Having spent hours applying coat after coat of varnish I'm not sure how to deal with the screw holes.

How do I make sure no water penetrates round the screw head ?

Thanks
 
Best way is to plug the holes with wooden plugs glued in. Then varnish over the top. The screw holes have to be counter drilled so the heads sit well below the surface. If you cut the plugs from an ooffcut & make sure the grain runs in the same direction you can make it almost invisible.

Look up plug cutter on google & you'll find cutters for both the plug & the counter bore.
 
On my previous boat I bolted the rubbings on to the side of my boat and then glued a scond layer of wood over the top using PU glue . First layer sealed with sikaflex.

Result no screw holes showing on outside and no break in the surface varnish.
 
Blob of varnish into hole before screwing up ... make sure screw head can sink in a touch ... then wood stopper, a sort of clay that is used to fill wood cracks etc. You can get it to match the wood you have. Only problem is it dries out and sometimes shrinks a touch - so once that happens you apply a little more to fair off.
Stopper is waterproof and used to be the standard material to use on rubbing strakes.
 
That's a clever idea but how did you clamp the outer piece onto the inner piece whilest the glue set? Was the rubbing strake near enough to the gunwhale to enable the use of G-clamps?

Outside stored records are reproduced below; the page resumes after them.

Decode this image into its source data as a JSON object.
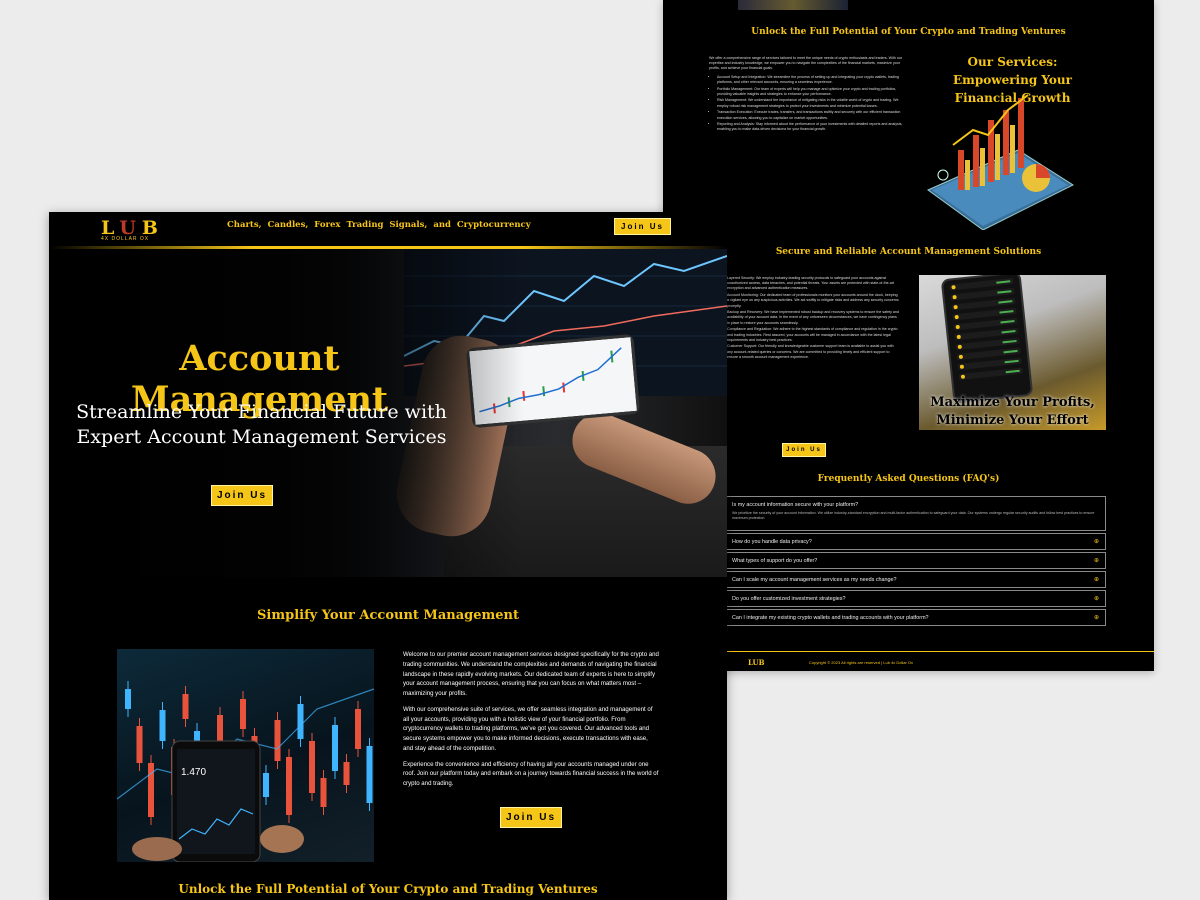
{
  "back": {
    "unlock_title": "Unlock the Full Potential of Your Crypto and Trading Ventures",
    "services_intro": "We offer a comprehensive range of services tailored to meet the unique needs of crypto enthusiasts and traders. With our expertise and industry knowledge, we empower you to navigate the complexities of the financial markets, maximize your profits, and achieve your financial goals.",
    "services_items": [
      "Account Setup and Integration: We streamline the process of setting up and integrating your crypto wallets, trading platforms, and other relevant accounts, ensuring a seamless experience.",
      "Portfolio Management: Our team of experts will help you manage and optimize your crypto and trading portfolios, providing valuable insights and strategies to enhance your performance.",
      "Risk Management: We understand the importance of mitigating risks in the volatile world of crypto and trading. We employ robust risk management strategies to protect your investments and minimize potential losses.",
      "Transaction Execution: Execute trades, transfers, and transactions swiftly and securely with our efficient transaction execution services, allowing you to capitalize on market opportunities.",
      "Reporting and Analysis: Stay informed about the performance of your investments with detailed reports and analysis, enabling you to make data-driven decisions for your financial growth."
    ],
    "services_heading": "Our Services: Empowering Your Financial Growth",
    "secure_title": "Secure and Reliable Account Management Solutions",
    "secure_paragraphs": [
      "Layered Security: We employ industry-leading security protocols to safeguard your accounts against unauthorized access, data breaches, and potential threats. Your assets are protected with state-of-the-art encryption and advanced authentication measures.",
      "Account Monitoring: Our dedicated team of professionals monitors your accounts around the clock, keeping a vigilant eye on any suspicious activities. We act swiftly to mitigate risks and address any security concerns promptly.",
      "Backup and Recovery: We have implemented robust backup and recovery systems to ensure the safety and availability of your account data. In the event of any unforeseen circumstances, we have contingency plans in place to restore your accounts seamlessly.",
      "Compliance and Regulation: We adhere to the highest standards of compliance and regulation in the crypto and trading industries. Rest assured, your accounts will be managed in accordance with the latest legal requirements and industry best practices.",
      "Customer Support: Our friendly and knowledgeable customer support team is available to assist you with any account-related queries or concerns. We are committed to providing timely and efficient support to ensure a smooth account management experience."
    ],
    "phone_caption": "Maximize Your Profits, Minimize Your Effort",
    "join_label": "Join Us",
    "faq_title": "Frequently Asked Questions (FAQ's)",
    "faq": [
      {
        "q": "Is my account information secure with your platform?",
        "a": "We prioritize the security of your account information. We utilize industry-standard encryption and multi-factor authentication to safeguard your data. Our systems undergo regular security audits and follow best practices to ensure maximum protection."
      },
      {
        "q": "How do you handle data privacy?"
      },
      {
        "q": "What types of support do you offer?"
      },
      {
        "q": "Can I scale my account management services as my needs change?"
      },
      {
        "q": "Do you offer customized investment strategies?"
      },
      {
        "q": "Can I integrate my existing crypto wallets and trading accounts with your platform?"
      }
    ],
    "footer_logo": "LUB",
    "footer_copy": "Copyright © 2023 All rights are reserved | Lub 4x Dollar Ox"
  },
  "front": {
    "logo_letters": "LUB",
    "logo_sub": "4X DOLLAR OX",
    "marquee": "Charts, Candles, Forex Trading Signals, and Cryptocurrency",
    "nav_join": "Join Us",
    "hero_title": "Account Management",
    "hero_subtitle": "Streamline Your Financial Future with Expert Account Management Services",
    "hero_join": "Join Us",
    "simplify_title": "Simplify Your Account Management",
    "simplify_paragraphs": [
      "Welcome to our premier account management services designed specifically for the crypto and trading communities. We understand the complexities and demands of navigating the financial landscape in these rapidly evolving markets. Our dedicated team of experts is here to simplify your account management process, ensuring that you can focus on what matters most – maximizing your profits.",
      "With our comprehensive suite of services, we offer seamless integration and management of all your accounts, providing you with a holistic view of your financial portfolio. From cryptocurrency wallets to trading platforms, we've got you covered. Our advanced tools and secure systems empower you to make informed decisions, execute transactions with ease, and stay ahead of the competition.",
      "Experience the convenience and efficiency of having all your accounts managed under one roof. Join our platform today and embark on a journey towards financial success in the world of crypto and trading."
    ],
    "simplify_join": "Join Us",
    "unlock_title": "Unlock the Full Potential of Your Crypto and Trading Ventures",
    "phone_price": "1.470"
  },
  "colors": {
    "accent": "#f5c518",
    "background": "#000000",
    "page_bg": "#ececec"
  }
}
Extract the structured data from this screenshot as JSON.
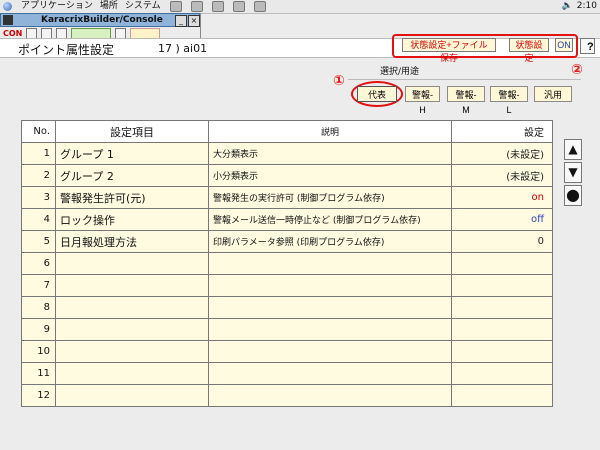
{
  "system_bar": {
    "menus": [
      "アプリケーション",
      "場所",
      "システム"
    ],
    "time": "2:10"
  },
  "mini_window": {
    "title": "KaracrixBuilder/Console",
    "status": "CON"
  },
  "header": {
    "title": "ポイント属性設定",
    "point": "17 ) ai01",
    "buttons": {
      "save_label": "状態設定+ファイル保存",
      "state_label": "状態設定",
      "on_label": "ON",
      "help_label": "?"
    }
  },
  "annotations": {
    "first": "①",
    "second": "②"
  },
  "purpose": {
    "label": "選択/用途",
    "tabs": [
      "代表",
      "警報-H",
      "警報-M",
      "警報-L",
      "汎用"
    ]
  },
  "table": {
    "headers": [
      "No.",
      "設定項目",
      "説明",
      "設定"
    ],
    "rows": [
      {
        "no": "1",
        "item": "グループ 1",
        "desc": "大分類表示",
        "value": "(未設定)",
        "status": "dark"
      },
      {
        "no": "2",
        "item": "グループ 2",
        "desc": "小分類表示",
        "value": "(未設定)",
        "status": "dark"
      },
      {
        "no": "3",
        "item": "警報発生許可(元)",
        "desc": "警報発生の実行許可 (制御プログラム依存)",
        "value": "on",
        "status": "on"
      },
      {
        "no": "4",
        "item": "ロック操作",
        "desc": "警報メール送信一時停止など (制御プログラム依存)",
        "value": "off",
        "status": "off"
      },
      {
        "no": "5",
        "item": "日月報処理方法",
        "desc": "印刷パラメータ参照 (印刷プログラム依存)",
        "value": "0",
        "status": "dark"
      },
      {
        "no": "6",
        "item": "",
        "desc": "",
        "value": "",
        "status": "dark"
      },
      {
        "no": "7",
        "item": "",
        "desc": "",
        "value": "",
        "status": "dark"
      },
      {
        "no": "8",
        "item": "",
        "desc": "",
        "value": "",
        "status": "dark"
      },
      {
        "no": "9",
        "item": "",
        "desc": "",
        "value": "",
        "status": "dark"
      },
      {
        "no": "10",
        "item": "",
        "desc": "",
        "value": "",
        "status": "dark"
      },
      {
        "no": "11",
        "item": "",
        "desc": "",
        "value": "",
        "status": "dark"
      },
      {
        "no": "12",
        "item": "",
        "desc": "",
        "value": "",
        "status": "dark"
      }
    ]
  },
  "side_controls": [
    "▲",
    "▼",
    "●"
  ]
}
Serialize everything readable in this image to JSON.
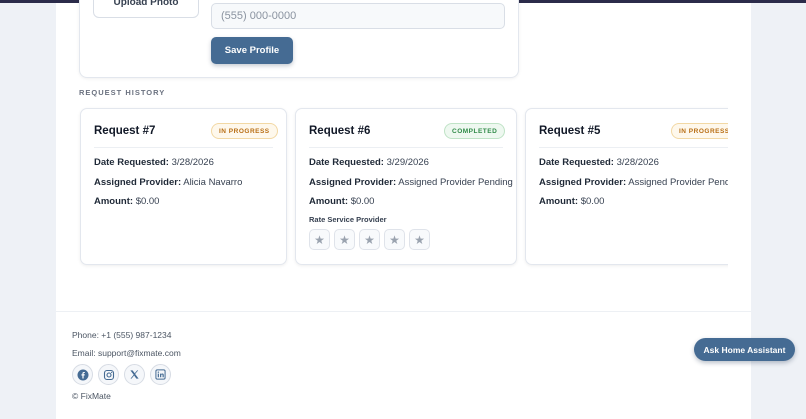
{
  "profile": {
    "upload_label": "Upload Photo",
    "phone_placeholder": "(555) 000-0000",
    "save_label": "Save Profile"
  },
  "history": {
    "title": "REQUEST HISTORY",
    "requests": [
      {
        "title": "Request #7",
        "status": "IN PROGRESS",
        "date_label": "Date Requested:",
        "date": "3/28/2026",
        "provider_label": "Assigned Provider:",
        "provider": "Alicia Navarro",
        "amount_label": "Amount:",
        "amount": "$0.00"
      },
      {
        "title": "Request #6",
        "status": "COMPLETED",
        "date_label": "Date Requested:",
        "date": "3/29/2026",
        "provider_label": "Assigned Provider:",
        "provider": "Assigned Provider Pending",
        "amount_label": "Amount:",
        "amount": "$0.00",
        "rate_label": "Rate Service Provider",
        "rating": 0,
        "rating_max": 5
      },
      {
        "title": "Request #5",
        "status": "IN PROGRESS",
        "date_label": "Date Requested:",
        "date": "3/28/2026",
        "provider_label": "Assigned Provider:",
        "provider": "Assigned Provider Pendin",
        "amount_label": "Amount:",
        "amount": "$0.00"
      }
    ]
  },
  "footer": {
    "phone": "Phone: +1 (555) 987-1234",
    "email": "Email: support@fixmate.com",
    "copyright": "© FixMate",
    "socials": [
      "facebook-icon",
      "instagram-icon",
      "x-icon",
      "linkedin-icon"
    ]
  },
  "assistant": {
    "label": "Ask Home Assistant"
  },
  "colors": {
    "accent": "#456b93",
    "in_progress": "#b86e14",
    "completed": "#2f8a47"
  }
}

Reason I ask is that, in my experience, polyurethane glue foams as it sets and exerts a powerful force pushing the joint apart so it has to be well clamped.
 
If you wish to remove the piece for easier varnishing in the future, I would recomend a recessed machined screw cup stuck in with epoxy before varnishing, cleaning out the countersunk, and drilling out. You could also use some non setting mastic around the head of the screw.

Screwcup_1_1.jpg
 
Yes the rubbing strips were near the gunwhale but I could not use G-clamps as it was on my ferro hartley.

I made up some special angle type clamps that was clamped with U-bolts to my stanchions and went along the top of the deck and down the side of the hull with tapped holes for the clamping screws to hold the second layer of wood while the PU glue set. I also used G-clamps vertically to align the sides of the two layers of wood. This at the stanchions also helped to hold the angle clamps in place.

Dont have any pics of the operation else I would post some.
 
Second vote for wood plugs. Simple, cheap and - although you will see the plug - it should look as though it is meant to be there.
 
Jon's is the most elegant solution. Or, with two layers of epoxy, you can get away without the cup. Counterbore the screw hole 0.5mm larger than the outside diameter of the screw; and as Jon points out, it will need drilling out again when the epoxy has set. Tighten the screw gently by hand or at a lowish torque setting on the clutch of a power driver.

Or, if you are sure you are never going to want to remove the screw, recess it, set it in epoxy and epoxy in a wooden plug to cover it.